Civil rights organizations with a lawsuit pending against Arizona challenging SB 1070 warned Gov. Jan Brewer Thursday not to begin enforcing the one part of the law that the Supreme Court upheld.
The coalition, which includes the American Civil Liberties Union of Arizona and the Mexican American Legal Defense and Educational Fund, sent a letter to Brewer and other defendants in the case.
"SB 1070 's racial profiling provision, Section 2 (B), cannot be implemented unless a federal court dissolves the injunction," the coalition's statement said. "The U.S. Supreme Court’s recent ruling in Arizona v. United States did not lift the injunction, and the case will be sent to the lower courts for further proceedings.

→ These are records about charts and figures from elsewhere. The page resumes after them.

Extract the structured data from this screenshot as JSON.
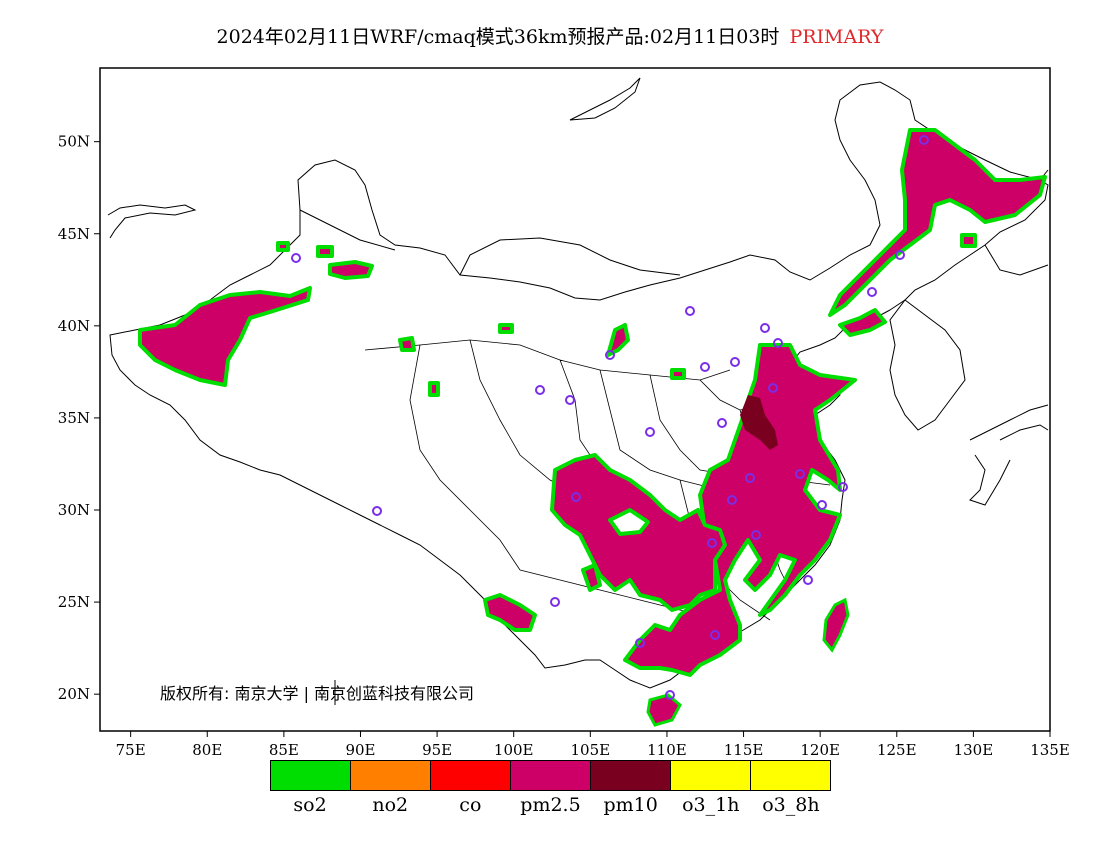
{
  "title": {
    "main": "2024年02月11日WRF/cmaq模式36km预报产品:02月11日03时",
    "tag": "PRIMARY",
    "tag_color": "#e0282c"
  },
  "map": {
    "lon_range": [
      73,
      135
    ],
    "lat_range": [
      18,
      54
    ],
    "lon_ticks": [
      "75E",
      "80E",
      "85E",
      "90E",
      "95E",
      "100E",
      "105E",
      "110E",
      "115E",
      "120E",
      "125E",
      "130E",
      "135E"
    ],
    "lat_ticks": [
      "20N",
      "25N",
      "30N",
      "35N",
      "40N",
      "45N",
      "50N"
    ],
    "copyright": "版权所有: 南京大学 | 南京创蓝科技有限公司"
  },
  "legend": {
    "items": [
      {
        "label": "so2",
        "color": "#00dd00"
      },
      {
        "label": "no2",
        "color": "#ff8000"
      },
      {
        "label": "co",
        "color": "#ff0000"
      },
      {
        "label": "pm2.5",
        "color": "#cc0066"
      },
      {
        "label": "pm10",
        "color": "#7a0020"
      },
      {
        "label": "o3_1h",
        "color": "#ffff00"
      },
      {
        "label": "o3_8h",
        "color": "#ffff00"
      }
    ]
  }
}
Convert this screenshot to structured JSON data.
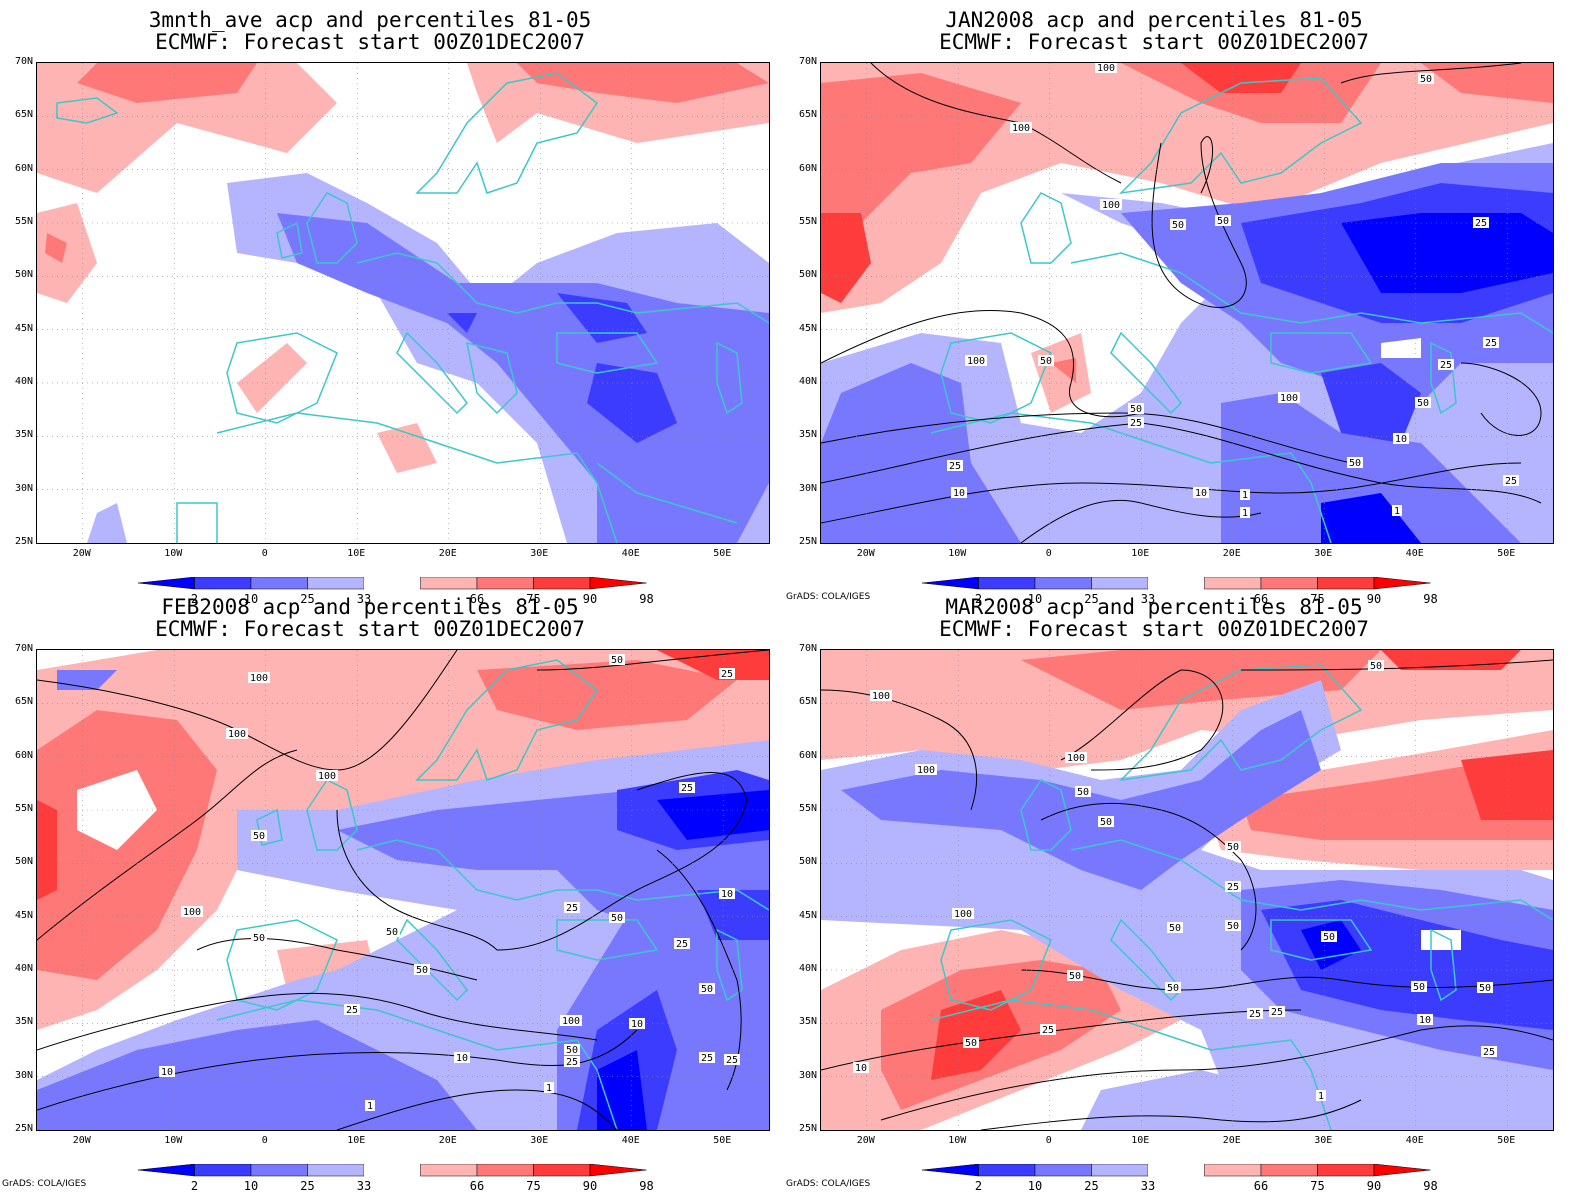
{
  "panels": [
    {
      "title_line1": "3mnth_ave acp and percentiles 81-05",
      "title_line2": "ECMWF: Forecast start 00Z01DEC2007",
      "credit": "",
      "contour_labels": []
    },
    {
      "title_line1": "JAN2008 acp and percentiles 81-05",
      "title_line2": "ECMWF: Forecast start 00Z01DEC2007",
      "credit": "GrADS: COLA/IGES",
      "contour_labels": [
        "100",
        "100",
        "100",
        "50",
        "50",
        "50",
        "25",
        "100",
        "50",
        "100",
        "50",
        "25",
        "50",
        "25",
        "10",
        "10",
        "25",
        "1",
        "10",
        "50",
        "25",
        "1",
        "1",
        "25"
      ]
    },
    {
      "title_line1": "FEB2008 acp and percentiles 81-05",
      "title_line2": "ECMWF: Forecast start 00Z01DEC2007",
      "credit": "GrADS: COLA/IGES",
      "contour_labels": [
        "50",
        "100",
        "25",
        "100",
        "100",
        "25",
        "50",
        "100",
        "50",
        "50",
        "25",
        "50",
        "50",
        "10",
        "25",
        "50",
        "25",
        "10",
        "100",
        "50",
        "25",
        "10",
        "25",
        "25",
        "1",
        "1",
        "10"
      ]
    },
    {
      "title_line1": "MAR2008 acp and percentiles 81-05",
      "title_line2": "ECMWF: Forecast start 00Z01DEC2007",
      "credit": "GrADS: COLA/IGES",
      "contour_labels": [
        "50",
        "100",
        "100",
        "100",
        "50",
        "50",
        "50",
        "25",
        "50",
        "100",
        "50",
        "50",
        "50",
        "50",
        "50",
        "25",
        "10",
        "50",
        "25",
        "25",
        "10",
        "25",
        "1",
        "50"
      ]
    }
  ],
  "axes": {
    "lat_labels": [
      "70N",
      "65N",
      "60N",
      "55N",
      "50N",
      "45N",
      "40N",
      "35N",
      "30N",
      "25N"
    ],
    "lon_labels": [
      "20W",
      "10W",
      "0",
      "10E",
      "20E",
      "30E",
      "40E",
      "50E"
    ]
  },
  "colorbar": {
    "labels": [
      "2",
      "10",
      "25",
      "33",
      "66",
      "75",
      "90",
      "98"
    ],
    "colors": [
      "#0000ff",
      "#3c3cff",
      "#7878ff",
      "#b4b4ff",
      "#ffffff",
      "#ffb4b4",
      "#ff7878",
      "#ff3c3c",
      "#ff0000"
    ]
  },
  "map_colors": {
    "coast": "#3cc8c8",
    "contour": "#000000",
    "grid": "#888888"
  }
}
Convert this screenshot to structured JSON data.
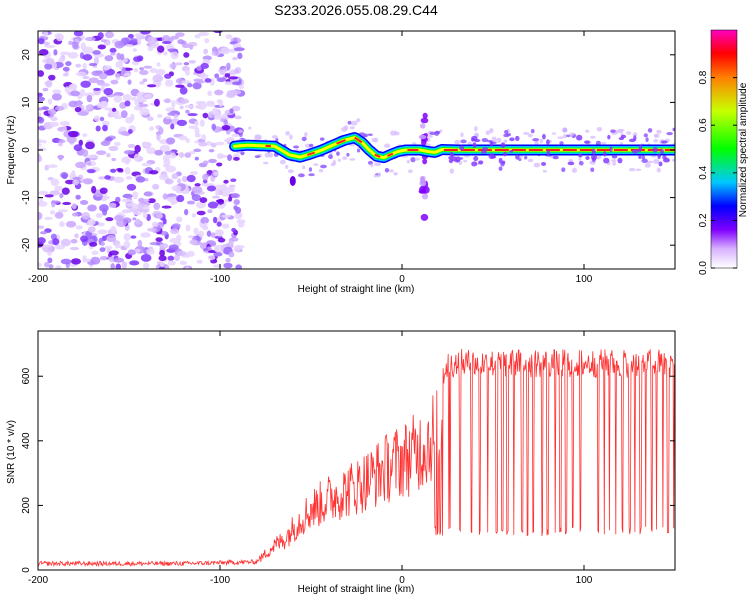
{
  "figure_title": "S233.2026.055.08.29.C44",
  "chart_data": [
    {
      "type": "heatmap",
      "title": "S233.2026.055.08.29.C44",
      "xlabel": "Height of straight line (km)",
      "ylabel": "Frequency (Hz)",
      "xlim": [
        -200,
        150
      ],
      "ylim": [
        -25,
        25
      ],
      "xticks": [
        -200,
        -100,
        0,
        100
      ],
      "yticks": [
        -20,
        -10,
        0,
        10,
        20
      ],
      "colorbar": {
        "label": "Normalized spectral amplitude",
        "range": [
          0,
          1
        ],
        "ticks": [
          0.0,
          0.2,
          0.4,
          0.6,
          0.8
        ],
        "tick_labels": [
          "0.0",
          "0.2",
          "0.4",
          "0.6",
          "0.8"
        ],
        "colormap": [
          "#ffffff",
          "#d9b3ff",
          "#8000ff",
          "#0000ff",
          "#00c8ff",
          "#00ff00",
          "#c8ff00",
          "#ff8000",
          "#ff0000",
          "#ff00c0"
        ]
      },
      "regions": [
        {
          "name": "noise",
          "x_range": [
            -200,
            -88
          ],
          "freq_range": [
            -25,
            25
          ],
          "amplitude_range": [
            0.0,
            0.2
          ]
        },
        {
          "name": "signal-band",
          "x_range": [
            -92,
            150
          ],
          "amplitude_range": [
            0.2,
            1.0
          ]
        }
      ],
      "signal_frequency_track": {
        "x": [
          -92,
          -85,
          -78,
          -70,
          -62,
          -56,
          -50,
          -44,
          -38,
          -32,
          -26,
          -22,
          -18,
          -14,
          -10,
          -6,
          -2,
          2,
          6,
          10,
          14,
          18,
          22,
          30,
          50,
          80,
          110,
          150
        ],
        "freq": [
          0.8,
          1.0,
          0.9,
          0.8,
          -1.0,
          -1.5,
          -0.8,
          0.0,
          1.0,
          2.0,
          2.6,
          1.6,
          0.0,
          -1.3,
          -1.6,
          -0.9,
          -0.3,
          0.0,
          0.0,
          0.0,
          -0.3,
          -0.5,
          0.1,
          0.0,
          0.0,
          0.0,
          0.0,
          0.0
        ]
      },
      "features": [
        {
          "name": "spike-near-15km",
          "x": 12,
          "freq_range": [
            -15,
            8
          ]
        },
        {
          "name": "blob-near-minus-60km",
          "x": -60,
          "freq": -6.5
        }
      ]
    },
    {
      "type": "line",
      "xlabel": "Height of straight line (km)",
      "ylabel": "SNR (10 * v/v)",
      "xlim": [
        -200,
        150
      ],
      "ylim": [
        0,
        740
      ],
      "xticks": [
        -200,
        -100,
        0,
        100
      ],
      "yticks": [
        0,
        200,
        400,
        600
      ],
      "series": [
        {
          "name": "SNR",
          "color": "#ff3030",
          "envelope_x": [
            -200,
            -120,
            -80,
            -75,
            -70,
            -65,
            -60,
            -55,
            -50,
            -45,
            -40,
            -35,
            -30,
            -25,
            -20,
            -15,
            -10,
            -5,
            0,
            5,
            10,
            15,
            18,
            20,
            22,
            25,
            30,
            50,
            80,
            110,
            150
          ],
          "envelope_y": [
            20,
            20,
            25,
            60,
            90,
            110,
            150,
            190,
            220,
            240,
            260,
            275,
            290,
            305,
            325,
            345,
            365,
            385,
            400,
            415,
            440,
            470,
            500,
            540,
            600,
            640,
            640,
            640,
            640,
            640,
            640
          ],
          "dropouts_x": [
            18,
            19,
            20,
            21,
            22,
            26,
            32,
            38,
            43,
            47,
            52,
            55,
            58,
            61,
            66,
            69,
            72,
            77,
            80,
            84,
            87,
            90,
            94,
            98,
            105,
            108,
            111,
            114,
            117,
            121,
            125,
            128,
            131,
            134,
            137,
            140,
            143,
            146,
            149
          ],
          "dropout_level": 120
        }
      ]
    }
  ]
}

"As a result, no law enforcement agency in Arizona should currently be implementing Section 2(B)."
That is the provision in the law that requires state and local law-enforcement authorities in Arizona to question anyone suspected of being in the country illegally.
Popularly called "stop and check," it is the only one of four provisions in the law considered by the Supreme Court to have been upheld in Monday's ruling.
Civil rights organizations are prepared to reactivate their lawsuit challenging that provision now that the Supreme Court has ruled.
Enacting it will lead to racial profiling, they claim. Proponents of the law claim otherwise, saying there are provisions in the law that ban racial profiling except as allowed under the U.S. and Arizona constitutions.